Fortunately, these drivers are likely to press companies to continue to refine and improve their corporate disclosures, especially in the areas of energy and the environment. As reported by Reuters, “corporate websites, shareholder reports, and reports to regulatory bodies are already including more than just a passing reference to company performance in the environmental and human capital space.” We can also expect more data-rich disclosures, as data scientists spend less time cleaning data, integrating disparate storage systems, and finding the necessary storage capacity and processing power that have limited disclosures in the past. Moreover, companies will likely shift their efforts to improve location-based measures of carbon, which are essential for improving scope 3 reporting and assessing suppliers that can contribute to their net zero pledges.

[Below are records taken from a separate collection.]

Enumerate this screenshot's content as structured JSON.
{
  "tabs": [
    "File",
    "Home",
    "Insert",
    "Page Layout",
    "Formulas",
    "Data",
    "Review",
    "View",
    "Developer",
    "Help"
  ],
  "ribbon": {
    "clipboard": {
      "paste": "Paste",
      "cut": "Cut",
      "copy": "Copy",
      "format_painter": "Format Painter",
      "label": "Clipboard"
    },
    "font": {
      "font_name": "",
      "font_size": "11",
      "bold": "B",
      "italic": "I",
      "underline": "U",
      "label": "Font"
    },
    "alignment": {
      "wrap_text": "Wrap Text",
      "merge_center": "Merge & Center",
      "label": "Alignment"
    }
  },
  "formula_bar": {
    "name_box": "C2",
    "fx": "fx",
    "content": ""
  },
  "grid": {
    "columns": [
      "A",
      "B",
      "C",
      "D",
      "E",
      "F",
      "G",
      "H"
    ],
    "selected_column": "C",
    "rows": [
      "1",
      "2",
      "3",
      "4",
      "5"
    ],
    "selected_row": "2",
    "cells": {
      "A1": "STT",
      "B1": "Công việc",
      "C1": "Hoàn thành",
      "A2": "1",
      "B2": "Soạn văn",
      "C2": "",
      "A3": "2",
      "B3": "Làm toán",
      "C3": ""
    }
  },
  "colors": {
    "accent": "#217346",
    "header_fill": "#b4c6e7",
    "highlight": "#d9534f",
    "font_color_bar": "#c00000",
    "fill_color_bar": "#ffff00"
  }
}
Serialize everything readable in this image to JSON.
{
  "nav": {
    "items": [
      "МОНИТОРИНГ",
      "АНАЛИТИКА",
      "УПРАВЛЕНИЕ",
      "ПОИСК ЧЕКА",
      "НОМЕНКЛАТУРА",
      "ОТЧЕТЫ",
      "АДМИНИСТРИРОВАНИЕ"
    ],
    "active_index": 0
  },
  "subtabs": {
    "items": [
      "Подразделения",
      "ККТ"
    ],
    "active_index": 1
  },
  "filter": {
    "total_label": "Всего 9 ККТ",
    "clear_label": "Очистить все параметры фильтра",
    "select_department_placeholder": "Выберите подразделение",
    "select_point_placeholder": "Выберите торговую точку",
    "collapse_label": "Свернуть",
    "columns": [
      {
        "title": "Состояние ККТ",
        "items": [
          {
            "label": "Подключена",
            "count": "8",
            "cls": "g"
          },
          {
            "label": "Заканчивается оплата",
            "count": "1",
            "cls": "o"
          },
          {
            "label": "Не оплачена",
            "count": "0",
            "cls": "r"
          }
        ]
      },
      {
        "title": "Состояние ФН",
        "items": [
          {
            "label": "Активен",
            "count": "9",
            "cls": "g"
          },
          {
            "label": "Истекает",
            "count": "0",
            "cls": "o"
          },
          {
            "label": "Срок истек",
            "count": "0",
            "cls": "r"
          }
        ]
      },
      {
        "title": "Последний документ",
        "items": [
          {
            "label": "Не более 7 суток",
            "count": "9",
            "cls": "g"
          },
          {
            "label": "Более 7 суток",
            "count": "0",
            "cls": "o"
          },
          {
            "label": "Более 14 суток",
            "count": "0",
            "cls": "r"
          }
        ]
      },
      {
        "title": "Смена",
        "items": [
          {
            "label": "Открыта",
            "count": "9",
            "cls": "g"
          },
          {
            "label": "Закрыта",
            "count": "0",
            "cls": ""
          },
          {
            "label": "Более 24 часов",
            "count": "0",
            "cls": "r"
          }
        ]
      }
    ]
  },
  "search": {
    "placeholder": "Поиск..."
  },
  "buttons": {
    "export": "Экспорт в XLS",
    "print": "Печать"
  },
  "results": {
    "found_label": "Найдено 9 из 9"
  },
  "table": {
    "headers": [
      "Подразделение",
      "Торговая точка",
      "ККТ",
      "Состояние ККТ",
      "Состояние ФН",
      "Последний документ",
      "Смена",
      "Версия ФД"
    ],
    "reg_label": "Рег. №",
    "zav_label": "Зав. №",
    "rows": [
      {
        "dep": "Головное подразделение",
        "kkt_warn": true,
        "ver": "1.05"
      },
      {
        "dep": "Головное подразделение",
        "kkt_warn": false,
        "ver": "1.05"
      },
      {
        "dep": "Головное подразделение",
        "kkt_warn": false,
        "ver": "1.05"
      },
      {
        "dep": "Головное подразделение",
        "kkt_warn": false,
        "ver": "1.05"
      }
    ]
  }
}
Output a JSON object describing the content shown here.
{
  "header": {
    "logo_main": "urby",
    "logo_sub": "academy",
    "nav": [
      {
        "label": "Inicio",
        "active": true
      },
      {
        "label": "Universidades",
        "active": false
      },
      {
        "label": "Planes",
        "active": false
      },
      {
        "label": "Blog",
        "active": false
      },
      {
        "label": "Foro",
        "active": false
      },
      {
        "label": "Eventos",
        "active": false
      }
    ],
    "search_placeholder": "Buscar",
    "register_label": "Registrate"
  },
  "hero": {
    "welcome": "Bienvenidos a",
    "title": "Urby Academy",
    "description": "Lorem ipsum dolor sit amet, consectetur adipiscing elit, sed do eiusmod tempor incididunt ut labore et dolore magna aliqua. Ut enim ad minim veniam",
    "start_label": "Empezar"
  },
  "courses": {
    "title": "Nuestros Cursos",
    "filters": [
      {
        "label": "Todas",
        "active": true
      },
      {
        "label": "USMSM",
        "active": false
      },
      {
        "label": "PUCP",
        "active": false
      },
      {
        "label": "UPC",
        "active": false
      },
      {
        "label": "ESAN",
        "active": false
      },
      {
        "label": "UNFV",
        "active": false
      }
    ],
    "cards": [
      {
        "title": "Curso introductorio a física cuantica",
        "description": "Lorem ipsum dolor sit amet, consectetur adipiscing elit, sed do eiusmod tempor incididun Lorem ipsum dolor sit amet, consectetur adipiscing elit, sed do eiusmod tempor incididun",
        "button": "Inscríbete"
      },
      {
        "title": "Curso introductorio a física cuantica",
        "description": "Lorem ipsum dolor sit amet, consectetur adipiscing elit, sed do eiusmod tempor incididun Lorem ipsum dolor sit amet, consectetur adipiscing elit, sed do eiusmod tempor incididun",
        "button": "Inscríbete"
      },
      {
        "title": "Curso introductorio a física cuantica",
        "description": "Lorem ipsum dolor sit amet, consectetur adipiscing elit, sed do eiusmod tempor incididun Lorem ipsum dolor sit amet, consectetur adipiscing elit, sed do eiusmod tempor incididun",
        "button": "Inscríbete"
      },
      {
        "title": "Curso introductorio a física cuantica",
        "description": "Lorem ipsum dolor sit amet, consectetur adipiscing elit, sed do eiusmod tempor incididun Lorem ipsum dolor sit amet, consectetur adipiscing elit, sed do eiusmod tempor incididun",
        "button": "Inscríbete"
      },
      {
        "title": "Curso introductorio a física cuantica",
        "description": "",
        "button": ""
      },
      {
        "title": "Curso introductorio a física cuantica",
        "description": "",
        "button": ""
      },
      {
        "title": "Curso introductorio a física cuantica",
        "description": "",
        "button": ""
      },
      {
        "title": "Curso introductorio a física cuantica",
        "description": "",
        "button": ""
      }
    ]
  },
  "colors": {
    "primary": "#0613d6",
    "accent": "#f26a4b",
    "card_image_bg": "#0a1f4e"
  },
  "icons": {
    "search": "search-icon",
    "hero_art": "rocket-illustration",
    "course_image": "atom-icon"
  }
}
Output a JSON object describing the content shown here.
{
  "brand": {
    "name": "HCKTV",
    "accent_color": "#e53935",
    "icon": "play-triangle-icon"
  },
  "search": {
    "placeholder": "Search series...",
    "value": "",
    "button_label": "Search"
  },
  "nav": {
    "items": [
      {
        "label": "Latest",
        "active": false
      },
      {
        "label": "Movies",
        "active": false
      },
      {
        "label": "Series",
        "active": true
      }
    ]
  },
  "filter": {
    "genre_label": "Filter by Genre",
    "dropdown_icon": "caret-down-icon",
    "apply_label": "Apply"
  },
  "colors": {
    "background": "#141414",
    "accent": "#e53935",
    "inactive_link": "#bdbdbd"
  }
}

In addition, not only will company disclosures improve, but they will also become more comparable, with the launch of a new International Sustainability Standards Board during this year’s COP26 to develop globally-consistent climate and broader sustainability disclosure standards for financial markets. The new Board’s work on climate-related disclosures builds on the Task Force on Climate-related Financial Disclosures’ recommendations and includes industry-specific disclosures, paving the way for new standards for climate reporting to take effect in the coming year.
Civil Society:
In 2021, the Word Bank was the latest global institution to recognize civil society’s legitimacy as a national data actor. The Bank’s data-focused 2021 World Development Report refers to civil society nearly 150 times, in light of the increasing number of programs that use of data to monitor the effects of government policies, improve service delivery, and track corruption (e.g., Cambodia and Ethiopia).
The report also notes civil society’s contribution to providing data – primarily through citizen science – that is used to complement government data, and, on occasion, to challenge government statistics. In 2022, we are likely to see more applications of citizen science data, as global standards for collecting these data proliferate (e.g., guidelines for plastic litter), and with the growth of an international body to scale successful citizen science data applications and accelerate awareness-raising.
Additionally, 2022 should see civil society increase its scrutiny of data-driven discrimination. Research is flagging that AI algorithms can suffer from discriminatory bias which can compound problems among society’s more vulnerable groups. And efforts by civil society groups, such as the Leadership Conference on Civil and Human Rights, and academic initiatives, such as the one undertaken by Cornell’s Institute for the Social Sciences are likely to proliferate.
Putting It All Together:
In 2022, the dual threats of the pandemic and climate change will continue to drive improvements in data production and use by businesses, governments, and civil societies. Unfortunately, examples of lasting and productive connections across these three sectors for safe and effective data use and re-use continue to remain the exception and not the rule. Fortunately, there are examples of groups that are catalyzing evidence-based collaboratives across these sectors (e.g., the Dutch Sustainability Coalition collaboration to achieve the SDGs), and my hope is that this trend will continue throughout the years to come.